The inter-rater agreement was good for the D and D* values, whereas the D* values had slightly worse performance presumably due to their high sensitivity to capillary blood flow and any partial volume effect with CSF-filled or necrotic spaces. Interestingly, f maps demonstrated a very good strength of agreement, which justifies their utilization in future studies. In total, the repeatability was satisfactory without any outliers outside the mean ± 1.96 SD, which is considered to represent the outer boundaries of clinically accepted repeatability. The results from the IVIM repeatability analysis in this work are the first in brain tumors and are in essential agreement with the test–retest variability reported for f values in brain after ischemic injury as well as in healthy hemispheres, though in the latter study no similar metrics between the two experiments were provided [20]. The better repeatability of the IVIM parameters in the white matter compared to the tumor tissue was rather expected since the tumor tissue presents high fluctuations in the capillary bed microcirculation and D* as well as f parameters have inherently higher coefficients of variation, reported not only in this glioma study but also in the literature data [27]. Moteki and Horikoshi assessing the reproducibility of IVIM measurements showed large variability of D and D* values in liver cirrhosis with CoV of 25.4 and 28.2 % for D and D* values; however, their study was with a limited number of b values, and they did not report CoV of ADC and f [25, 26]. f values in gliomas, which was shown to differentiate low- from high-grade gliomas, were adequately reproduced though their coefficients of variation were high.
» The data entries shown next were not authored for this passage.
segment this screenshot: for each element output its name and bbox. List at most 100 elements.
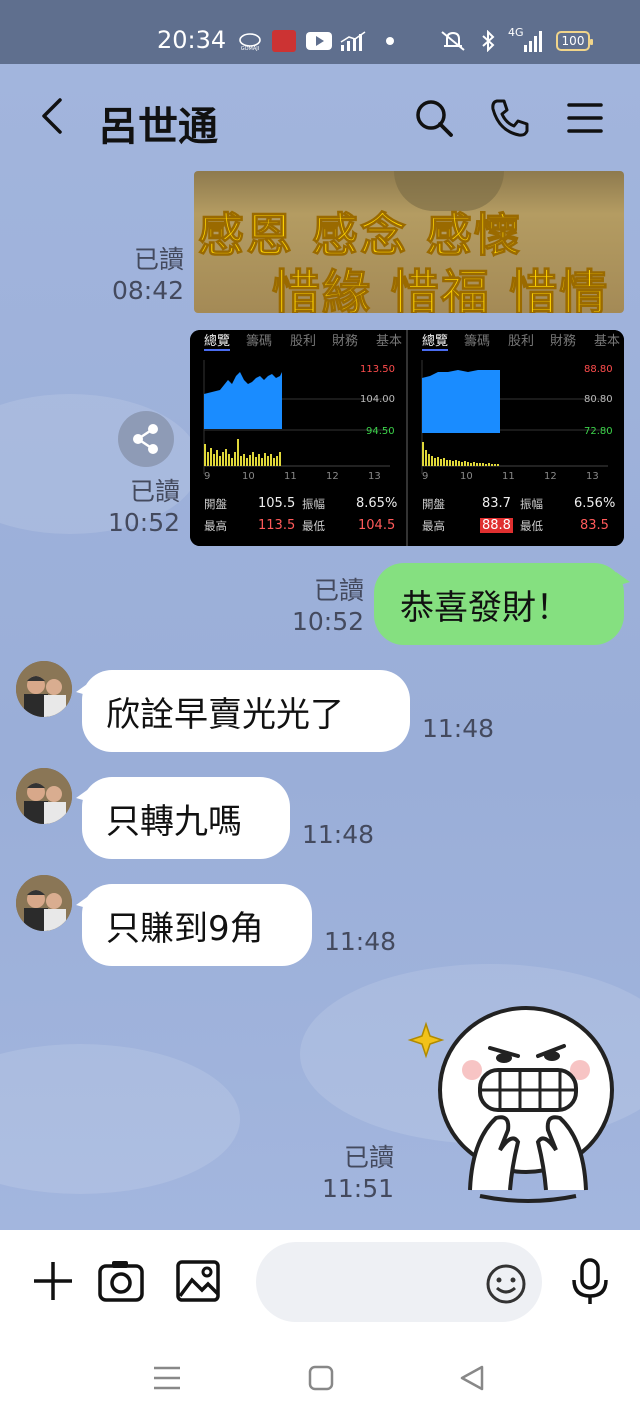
message-text: 恭喜發財！ [400, 587, 570, 628]
battery-level: 100 [561, 34, 585, 48]
camera-icon[interactable] [96, 1256, 146, 1306]
svg-text:GOMAJI: GOMAJI [241, 46, 260, 51]
message-bubble-received[interactable]: 欣詮早賣光光了 [82, 670, 410, 752]
stats-row: 開盤 105.5 振幅 8.65% [190, 496, 406, 516]
search-icon[interactable] [412, 96, 456, 140]
stat-value: 88.8 [480, 518, 513, 533]
price-low: 72.80 [584, 426, 613, 437]
read-label: 已讀 [313, 576, 364, 605]
stat-value: 105.5 [258, 496, 296, 511]
avatar-photo [16, 661, 72, 717]
stat-key: 振幅 [520, 497, 543, 511]
avatar[interactable] [16, 661, 72, 717]
phone-icon[interactable] [487, 96, 531, 140]
x-tick: 11 [284, 471, 297, 482]
stat-value: 104.5 [358, 518, 396, 533]
message-bubble-sent[interactable]: 恭喜發財！ [374, 563, 624, 645]
read-label: 已讀 [133, 245, 184, 274]
price-mid: 80.80 [584, 394, 613, 405]
message-text: 只轉九嗎 [106, 801, 242, 842]
tab-overview: 總覽 [422, 330, 449, 351]
x-tick: 10 [460, 471, 473, 482]
tab-finance: 財務 [550, 334, 577, 349]
tab-basic: 基本 [594, 334, 621, 349]
avatar[interactable] [16, 768, 72, 824]
stock-panel-right: 總覽 籌碼 股利 財務 基本 88.80 80.80 72.80 9 10 11… [408, 330, 624, 546]
read-receipt: 已讀 10:52 [96, 476, 180, 538]
message-time: 10:52 [107, 508, 180, 537]
tab-dividend: 股利 [508, 334, 535, 349]
read-receipt: 已讀 10:52 [280, 575, 364, 637]
chat-title[interactable]: 呂世通 [98, 94, 218, 152]
share-button[interactable] [118, 411, 174, 467]
avatar[interactable] [16, 875, 72, 931]
price-low: 94.50 [366, 426, 395, 437]
price-mid: 104.00 [360, 394, 395, 405]
tab-finance: 財務 [332, 334, 359, 349]
stat-value: 83.7 [482, 496, 511, 511]
message-bubble-received[interactable]: 只轉九嗎 [82, 777, 290, 859]
x-tick: 11 [502, 471, 515, 482]
x-tick: 12 [326, 471, 339, 482]
read-label: 已讀 [129, 477, 180, 506]
home-icon[interactable] [307, 1364, 335, 1392]
x-tick: 13 [586, 471, 599, 482]
stat-key: 最低 [520, 519, 543, 533]
youtube-icon [306, 30, 332, 52]
message-bubble-received[interactable]: 只賺到9角 [82, 884, 312, 966]
stats-row: 開盤 83.7 振幅 6.56% [408, 496, 624, 516]
back-icon[interactable] [34, 94, 74, 138]
menu-icon[interactable] [563, 96, 607, 140]
tab-chips: 籌碼 [246, 334, 273, 349]
cellular-signal-icon: 4G [508, 26, 544, 52]
avatar-photo [16, 875, 72, 931]
message-time: 11:48 [324, 927, 397, 956]
greeting-image[interactable]: 感恩 感念 感懷 惜緣 惜福 惜情 [194, 171, 624, 313]
app-icon [272, 30, 296, 52]
tab-overview: 總覽 [204, 330, 231, 351]
status-time: 20:34 [157, 26, 227, 54]
stats-row: 最高 113.5 最低 104.5 [190, 518, 406, 538]
stat-value: 8.65% [356, 496, 398, 511]
message-text: 只賺到9角 [106, 908, 264, 949]
x-tick: 9 [422, 471, 429, 482]
read-label: 已讀 [343, 1143, 394, 1172]
stats-row: 最高 88.8 最低 83.5 [408, 518, 624, 538]
signal-chart-icon [340, 30, 366, 52]
share-icon [133, 424, 158, 454]
stock-panel-left: 總覽 籌碼 股利 財務 基本 113.50 104.00 94.50 9 10 … [190, 330, 406, 546]
image-icon[interactable] [174, 1256, 224, 1306]
stat-key: 振幅 [302, 497, 325, 511]
tab-chips: 籌碼 [464, 334, 491, 349]
stat-key: 最低 [302, 519, 325, 533]
x-tick: 10 [242, 471, 255, 482]
mic-icon[interactable] [568, 1256, 612, 1306]
price-high: 113.50 [360, 364, 395, 375]
stat-key: 最高 [204, 519, 227, 533]
recents-icon[interactable] [152, 1364, 182, 1392]
message-time: 10:52 [291, 607, 364, 636]
back-nav-icon[interactable] [458, 1364, 486, 1392]
x-tick: 12 [544, 471, 557, 482]
plus-icon[interactable] [30, 1258, 76, 1304]
message-time: 11:48 [422, 714, 495, 743]
tab-dividend: 股利 [290, 334, 317, 349]
x-tick: 13 [368, 471, 381, 482]
stock-tabs: 總覽 籌碼 股利 財務 基本 [190, 330, 406, 352]
stat-value: 6.56% [574, 496, 616, 511]
stock-screenshots-image[interactable]: 總覽 籌碼 股利 財務 基本 113.50 104.00 94.50 9 10 … [190, 330, 624, 546]
sticker-image[interactable] [400, 990, 620, 1210]
status-bar: 20:34 GOMAJI 4G 100 [0, 0, 640, 64]
emoji-icon[interactable] [484, 1262, 528, 1306]
message-time: 08:42 [111, 276, 184, 305]
message-text: 欣詮早賣光光了 [106, 694, 344, 735]
image-text-line2: 惜緣 惜福 惜情 [271, 265, 610, 314]
bubble-tail [616, 572, 630, 586]
read-receipt: 已讀 08:42 [100, 244, 184, 306]
battery-icon: 100 [556, 31, 593, 51]
avatar-photo [16, 768, 72, 824]
tab-basic: 基本 [376, 334, 403, 349]
dot-icon [384, 30, 396, 52]
mute-icon [438, 30, 468, 52]
message-time: 11:48 [302, 820, 375, 849]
Nevertheless, the diagnostic confidence cannot be solely relied on IVIM imaging, but the latter acts mainly in a complementary way. What actually remains to be elucidated is whether the estimation of IVIM metrics and especially of f might be more appropriate for follow-up imaging and therapy monitoring in brain tumors.

Conclusion

IVIM-based DWI analysis provides parameters with a high potential for non-invasive, in-vivo grading of human gliomas by revealing the fast diffusion process of water molecules that takes place within tumor compartments under high-flow circumstances as well as the slow diffusion compartment of the tumor tissue. In our study, IVIM fitting of the diffusion data allowed separation of perfusion contribution from the true diffusion and thus provided greater insight compared to ADC in discriminating low- and high-grade gliomas. The significantly increased perfusion-related blood velocity, in terms of D* and f, in high-grade compared to low-grade gliomas is consistent with the pathophysiology of the disease and offers another means, besides contrast-enhanced cross-sectional imaging and positron-emission tomography, for glioma staging. In this study, diffusion-related coefficient D did not facilitate any differentiation of gliomas grade but demonstrated a very satisfactory repeatability. At this point of time, modest visualization of the perfusion-related tissue properties is a certain drawback, which can be addressed by future studies before introduction of the technique into the clinical routine.